安政小判(あんせいこばん)を高価買取!古銭の査定ポイントを徹底解説!

1. 安政小判を売りたいお客様へ

江戸時代の後期の小判であるため、海外との貿易も始まったことが小判の製造にも影響します。その真っただ中で造られた安政小判は歴史的価値のあるものとして貴重です。海外への流出も多く、残存数も少ない希少な小判でもあります。

2. 安政小判についての解説

たがねによるござの模様、上下に桐紋を囲む扇枠、中央上部に「壹两」下部に「光次」の極印などの特徴は他の小判と同様です。

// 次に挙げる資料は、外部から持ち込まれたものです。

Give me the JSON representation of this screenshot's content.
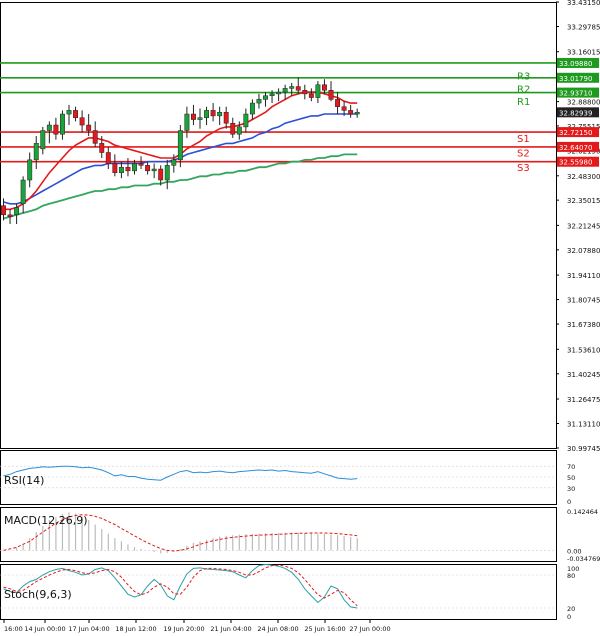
{
  "colors": {
    "bull": "#19a33a",
    "bear": "#e4191d",
    "wick": "#222222",
    "resistance": "#1e9b1e",
    "support": "#e41a1a",
    "ma_fast": "#e41a1a",
    "ma_mid": "#2d4fd6",
    "ma_slow": "#33a55c",
    "rsi": "#2b8fd6",
    "macd_hist": "#bbbbbb",
    "macd_signal": "#e41a1a",
    "stoch_main": "#2aa0a8",
    "stoch_signal": "#e41a1a",
    "axis_text": "#111111",
    "frame": "#000000"
  },
  "chart_data": {
    "type": "candlestick",
    "title": "",
    "x_ticks": [
      "16:00",
      "14 Jun 00:00",
      "17 Jun 04:00",
      "18 Jun 12:00",
      "19 Jun 20:00",
      "21 Jun 04:00",
      "24 Jun 08:00",
      "25 Jun 16:00",
      "27 Jun 00:00"
    ],
    "y_ticks": [
      "33.43150",
      "33.29785",
      "33.16015",
      "32.88800",
      "32.75515",
      "32.62150",
      "32.48300",
      "32.35015",
      "32.21245",
      "32.07880",
      "31.94110",
      "31.80745",
      "31.67380",
      "31.53610",
      "31.40245",
      "31.26475",
      "31.13110",
      "30.99745"
    ],
    "y_range": [
      30.99745,
      33.4315
    ],
    "price_levels": [
      {
        "name": "R3",
        "value": 33.0179,
        "kind": "resistance",
        "price_label": "33.01790"
      },
      {
        "name": "R2",
        "value": 32.9371,
        "kind": "resistance",
        "price_label": "32.93710"
      },
      {
        "name": "S1",
        "value": 32.7215,
        "kind": "support",
        "price_label": "32.72150"
      },
      {
        "name": "S2",
        "value": 32.6407,
        "kind": "support",
        "price_label": "32.64070"
      },
      {
        "name": "S3",
        "value": 32.5598,
        "kind": "support",
        "price_label": "32.55980"
      }
    ],
    "level_name_positions": [
      {
        "name": "R3",
        "value": 33.03
      },
      {
        "name": "R2",
        "value": 32.96
      },
      {
        "name": "R1",
        "value": 32.89
      },
      {
        "name": "S1",
        "value": 32.69
      },
      {
        "name": "S2",
        "value": 32.61
      },
      {
        "name": "S3",
        "value": 32.53
      }
    ],
    "extra_lines": [
      {
        "value": 33.0988,
        "price_label": "33.09880",
        "kind": "resistance"
      }
    ],
    "current_price": {
      "value": 32.82939,
      "price_label": "32.82939"
    },
    "candles": [
      {
        "o": 32.32,
        "h": 32.36,
        "l": 32.24,
        "c": 32.27
      },
      {
        "o": 32.27,
        "h": 32.3,
        "l": 32.22,
        "c": 32.26
      },
      {
        "o": 32.27,
        "h": 32.33,
        "l": 32.22,
        "c": 32.31
      },
      {
        "o": 32.33,
        "h": 32.48,
        "l": 32.28,
        "c": 32.46
      },
      {
        "o": 32.46,
        "h": 32.61,
        "l": 32.42,
        "c": 32.57
      },
      {
        "o": 32.57,
        "h": 32.7,
        "l": 32.52,
        "c": 32.66
      },
      {
        "o": 32.63,
        "h": 32.75,
        "l": 32.6,
        "c": 32.73
      },
      {
        "o": 32.73,
        "h": 32.78,
        "l": 32.66,
        "c": 32.76
      },
      {
        "o": 32.76,
        "h": 32.8,
        "l": 32.68,
        "c": 32.71
      },
      {
        "o": 32.71,
        "h": 32.84,
        "l": 32.68,
        "c": 32.82
      },
      {
        "o": 32.82,
        "h": 32.87,
        "l": 32.76,
        "c": 32.84
      },
      {
        "o": 32.84,
        "h": 32.86,
        "l": 32.78,
        "c": 32.8
      },
      {
        "o": 32.8,
        "h": 32.84,
        "l": 32.72,
        "c": 32.76
      },
      {
        "o": 32.76,
        "h": 32.82,
        "l": 32.7,
        "c": 32.73
      },
      {
        "o": 32.73,
        "h": 32.78,
        "l": 32.64,
        "c": 32.66
      },
      {
        "o": 32.66,
        "h": 32.7,
        "l": 32.58,
        "c": 32.61
      },
      {
        "o": 32.61,
        "h": 32.64,
        "l": 32.52,
        "c": 32.55
      },
      {
        "o": 32.55,
        "h": 32.6,
        "l": 32.48,
        "c": 32.5
      },
      {
        "o": 32.5,
        "h": 32.56,
        "l": 32.47,
        "c": 32.53
      },
      {
        "o": 32.53,
        "h": 32.58,
        "l": 32.48,
        "c": 32.51
      },
      {
        "o": 32.51,
        "h": 32.57,
        "l": 32.49,
        "c": 32.55
      },
      {
        "o": 32.55,
        "h": 32.59,
        "l": 32.52,
        "c": 32.54
      },
      {
        "o": 32.54,
        "h": 32.56,
        "l": 32.49,
        "c": 32.51
      },
      {
        "o": 32.51,
        "h": 32.55,
        "l": 32.47,
        "c": 32.52
      },
      {
        "o": 32.52,
        "h": 32.54,
        "l": 32.43,
        "c": 32.46
      },
      {
        "o": 32.46,
        "h": 32.57,
        "l": 32.41,
        "c": 32.54
      },
      {
        "o": 32.54,
        "h": 32.6,
        "l": 32.5,
        "c": 32.57
      },
      {
        "o": 32.57,
        "h": 32.76,
        "l": 32.53,
        "c": 32.73
      },
      {
        "o": 32.73,
        "h": 32.86,
        "l": 32.69,
        "c": 32.82
      },
      {
        "o": 32.82,
        "h": 32.87,
        "l": 32.76,
        "c": 32.79
      },
      {
        "o": 32.79,
        "h": 32.85,
        "l": 32.74,
        "c": 32.8
      },
      {
        "o": 32.8,
        "h": 32.86,
        "l": 32.76,
        "c": 32.84
      },
      {
        "o": 32.84,
        "h": 32.88,
        "l": 32.78,
        "c": 32.81
      },
      {
        "o": 32.81,
        "h": 32.86,
        "l": 32.76,
        "c": 32.83
      },
      {
        "o": 32.83,
        "h": 32.86,
        "l": 32.74,
        "c": 32.77
      },
      {
        "o": 32.77,
        "h": 32.8,
        "l": 32.69,
        "c": 32.71
      },
      {
        "o": 32.71,
        "h": 32.78,
        "l": 32.68,
        "c": 32.75
      },
      {
        "o": 32.75,
        "h": 32.85,
        "l": 32.72,
        "c": 32.82
      },
      {
        "o": 32.82,
        "h": 32.9,
        "l": 32.79,
        "c": 32.88
      },
      {
        "o": 32.88,
        "h": 32.93,
        "l": 32.85,
        "c": 32.9
      },
      {
        "o": 32.9,
        "h": 32.94,
        "l": 32.86,
        "c": 32.92
      },
      {
        "o": 32.92,
        "h": 32.95,
        "l": 32.88,
        "c": 32.93
      },
      {
        "o": 32.93,
        "h": 32.96,
        "l": 32.89,
        "c": 32.94
      },
      {
        "o": 32.94,
        "h": 32.98,
        "l": 32.9,
        "c": 32.96
      },
      {
        "o": 32.96,
        "h": 32.99,
        "l": 32.92,
        "c": 32.97
      },
      {
        "o": 32.97,
        "h": 33.02,
        "l": 32.93,
        "c": 32.95
      },
      {
        "o": 32.95,
        "h": 32.98,
        "l": 32.9,
        "c": 32.93
      },
      {
        "o": 32.93,
        "h": 32.96,
        "l": 32.89,
        "c": 32.91
      },
      {
        "o": 32.91,
        "h": 33.0,
        "l": 32.88,
        "c": 32.98
      },
      {
        "o": 32.98,
        "h": 33.01,
        "l": 32.93,
        "c": 32.95
      },
      {
        "o": 32.95,
        "h": 33.0,
        "l": 32.89,
        "c": 32.9
      },
      {
        "o": 32.9,
        "h": 32.94,
        "l": 32.82,
        "c": 32.86
      },
      {
        "o": 32.86,
        "h": 32.89,
        "l": 32.81,
        "c": 32.84
      },
      {
        "o": 32.84,
        "h": 32.87,
        "l": 32.8,
        "c": 32.82
      },
      {
        "o": 32.82,
        "h": 32.85,
        "l": 32.8,
        "c": 32.83
      }
    ],
    "ma_fast": [
      32.3,
      32.3,
      32.31,
      32.33,
      32.36,
      32.4,
      32.45,
      32.5,
      32.54,
      32.58,
      32.62,
      32.65,
      32.67,
      32.69,
      32.69,
      32.68,
      32.67,
      32.65,
      32.64,
      32.63,
      32.62,
      32.61,
      32.6,
      32.59,
      32.58,
      32.58,
      32.58,
      32.6,
      32.63,
      32.65,
      32.67,
      32.7,
      32.72,
      32.74,
      32.75,
      32.75,
      32.76,
      32.77,
      32.79,
      32.81,
      32.83,
      32.86,
      32.88,
      32.9,
      32.92,
      32.93,
      32.94,
      32.94,
      32.94,
      32.93,
      32.92,
      32.91,
      32.89,
      32.88,
      32.88
    ],
    "ma_mid": [
      32.34,
      32.33,
      32.33,
      32.34,
      32.36,
      32.38,
      32.4,
      32.42,
      32.44,
      32.46,
      32.48,
      32.5,
      32.52,
      32.53,
      32.54,
      32.54,
      32.55,
      32.55,
      32.55,
      32.55,
      32.55,
      32.55,
      32.56,
      32.56,
      32.56,
      32.56,
      32.57,
      32.58,
      32.6,
      32.61,
      32.62,
      32.63,
      32.64,
      32.65,
      32.66,
      32.66,
      32.67,
      32.68,
      32.69,
      32.71,
      32.72,
      32.74,
      32.75,
      32.77,
      32.78,
      32.79,
      32.8,
      32.81,
      32.81,
      32.82,
      32.82,
      32.82,
      32.82,
      32.82,
      32.82
    ],
    "ma_slow": [
      32.25,
      32.26,
      32.27,
      32.28,
      32.29,
      32.3,
      32.32,
      32.33,
      32.34,
      32.35,
      32.36,
      32.37,
      32.38,
      32.39,
      32.4,
      32.4,
      32.41,
      32.41,
      32.42,
      32.42,
      32.43,
      32.43,
      32.43,
      32.44,
      32.44,
      32.45,
      32.45,
      32.46,
      32.46,
      32.47,
      32.48,
      32.48,
      32.49,
      32.49,
      32.5,
      32.5,
      32.51,
      32.51,
      32.52,
      32.53,
      32.53,
      32.54,
      32.55,
      32.55,
      32.56,
      32.56,
      32.57,
      32.57,
      32.58,
      32.58,
      32.59,
      32.59,
      32.6,
      32.6,
      32.6
    ],
    "indicators": [
      {
        "name": "RSI(14)",
        "levels": [
          "70",
          "50",
          "30",
          "0"
        ],
        "levels_values": [
          70,
          50,
          30,
          0
        ],
        "range": [
          0,
          100
        ],
        "series": [
          {
            "type": "line",
            "color_key": "rsi",
            "values": [
              52,
              55,
              60,
              63,
              66,
              67,
              69,
              68,
              69,
              70,
              70,
              69,
              67,
              68,
              66,
              63,
              58,
              52,
              54,
              51,
              51,
              48,
              46,
              45,
              44,
              50,
              55,
              60,
              62,
              58,
              59,
              58,
              60,
              61,
              59,
              58,
              60,
              61,
              62,
              63,
              62,
              63,
              61,
              62,
              60,
              59,
              58,
              57,
              60,
              56,
              52,
              48,
              47,
              46,
              47
            ]
          }
        ]
      },
      {
        "name": "MACD(12,26,9)",
        "levels": [
          "0.142464",
          "0.00",
          "-0.034769"
        ],
        "levels_values": [
          0.142464,
          0.0,
          -0.034769
        ],
        "range": [
          -0.034769,
          0.142464
        ],
        "series": [
          {
            "type": "histogram",
            "color_key": "macd_hist",
            "values": [
              0.0,
              0.0,
              0.01,
              0.02,
              0.04,
              0.06,
              0.08,
              0.1,
              0.11,
              0.12,
              0.125,
              0.12,
              0.11,
              0.1,
              0.085,
              0.07,
              0.055,
              0.04,
              0.03,
              0.02,
              0.01,
              0.005,
              0.0,
              -0.005,
              -0.01,
              -0.008,
              -0.004,
              0.005,
              0.015,
              0.025,
              0.03,
              0.035,
              0.04,
              0.045,
              0.048,
              0.05,
              0.052,
              0.053,
              0.054,
              0.055,
              0.056,
              0.057,
              0.058,
              0.058,
              0.058,
              0.058,
              0.057,
              0.056,
              0.055,
              0.054,
              0.052,
              0.05,
              0.048,
              0.044,
              0.04
            ]
          },
          {
            "type": "line",
            "color_key": "macd_signal",
            "values": [
              0.0,
              0.005,
              0.01,
              0.02,
              0.03,
              0.045,
              0.06,
              0.075,
              0.09,
              0.1,
              0.11,
              0.115,
              0.117,
              0.116,
              0.112,
              0.105,
              0.095,
              0.085,
              0.072,
              0.06,
              0.048,
              0.036,
              0.025,
              0.015,
              0.006,
              0.0,
              -0.002,
              0.0,
              0.005,
              0.012,
              0.02,
              0.026,
              0.032,
              0.036,
              0.04,
              0.043,
              0.045,
              0.047,
              0.049,
              0.05,
              0.051,
              0.052,
              0.053,
              0.054,
              0.055,
              0.056,
              0.056,
              0.057,
              0.057,
              0.057,
              0.056,
              0.055,
              0.053,
              0.051,
              0.048
            ]
          }
        ]
      },
      {
        "name": "Stoch(9,6,3)",
        "levels": [
          "100",
          "80",
          "20",
          "0"
        ],
        "levels_values": [
          100,
          80,
          20,
          0
        ],
        "range": [
          0,
          100
        ],
        "series": [
          {
            "type": "line",
            "color_key": "stoch_main",
            "values": [
              55,
              50,
              48,
              60,
              68,
              72,
              80,
              86,
              90,
              92,
              88,
              85,
              80,
              82,
              90,
              93,
              88,
              75,
              60,
              45,
              40,
              44,
              60,
              72,
              62,
              42,
              35,
              60,
              82,
              92,
              93,
              91,
              90,
              89,
              88,
              86,
              80,
              75,
              88,
              97,
              99,
              98,
              96,
              92,
              85,
              72,
              55,
              42,
              30,
              40,
              60,
              55,
              35,
              22,
              20
            ]
          },
          {
            "type": "line",
            "color_key": "stoch_signal",
            "values": [
              58,
              55,
              50,
              52,
              60,
              68,
              74,
              80,
              85,
              89,
              90,
              88,
              84,
              82,
              84,
              88,
              90,
              86,
              76,
              62,
              50,
              44,
              48,
              58,
              64,
              58,
              46,
              45,
              58,
              76,
              88,
              92,
              92,
              91,
              90,
              88,
              85,
              80,
              80,
              86,
              93,
              97,
              98,
              96,
              92,
              84,
              72,
              58,
              44,
              38,
              45,
              52,
              48,
              35,
              24
            ]
          }
        ]
      }
    ]
  }
}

中央に花押、下部の左端に小判師の験極印と吹所の験極印に加えて右上にある刻印は「正」の印になっています。特徴としては、軽量化された天保小判よりもさらに軽くなったことです。慶長小判のときには17.7gありましたが、安政小判では8.97gになり約半分の重さになっています。

3. 安政小判の歴史

安政小判が造られた背景には、米国との貿易が大きく関係しています。銀貨1ドルと天保銀との交換比率を交渉するにあたり、同程度の銀の質量を基準にすべきととの主張が米国側からあり、天保銀の額面は名目上の数字であることを理由に断固拒否を主張しましたが、最終的には譲歩し、銀貨1枚に対して天保銀3枚の割合で取引されることになりました。そうして得た銀を金貨である小判に交換することによって、金の地金としての価値からの利益をもくろんだ米国によって、小判は海外に流出することになったのです。こうした理由での小判の不足から造られたのが安政小判で、安政6年(1859年)に製造が開始されました。しかし依然として金の不足は続いており、天保小判よりもさらに軽い8.97gです。

4. 安政小判の希少価値

もともとの発行数が少なく、また海外への流出もあり、現存する数は決して多くありません。したがって希少性は高めになっています。

5. 安政小判の査定ポイント

状態のよいものかどうかは重要ですが、もともとの希少性が高くまた海外との取引の中、贋作が造られることもあったので、本物であるどうかも査定ポイントとなります。また献上判といわれる質のよいものも高い査定になります。
  • 保存状態のよいものであるか
  • 本物であるか

6. 安政小判の取引相場価格

希少性から高めの相場です。通常の状態でも50万円以上、よいものであれば100万円を超える可能性もあります。献上判の中には500万円といった高値になることもあります。 yahooオークションだと、入札はないですが70万円のものがありました。偽物でも5万円として出ているものもあります。

7. 安政小判についてのまとめ

海外との取引の影響で小判の数も上下し、発行するかどうかを左右するといういかにも江戸後期らしい理由が見られた安政小判です。歴史的価値は非常に高いものですが、もし売却をお考えであれば、古銭専門の業者に依頼され、海外での相場も考慮した適正価格での取引をされるとよいでしょう。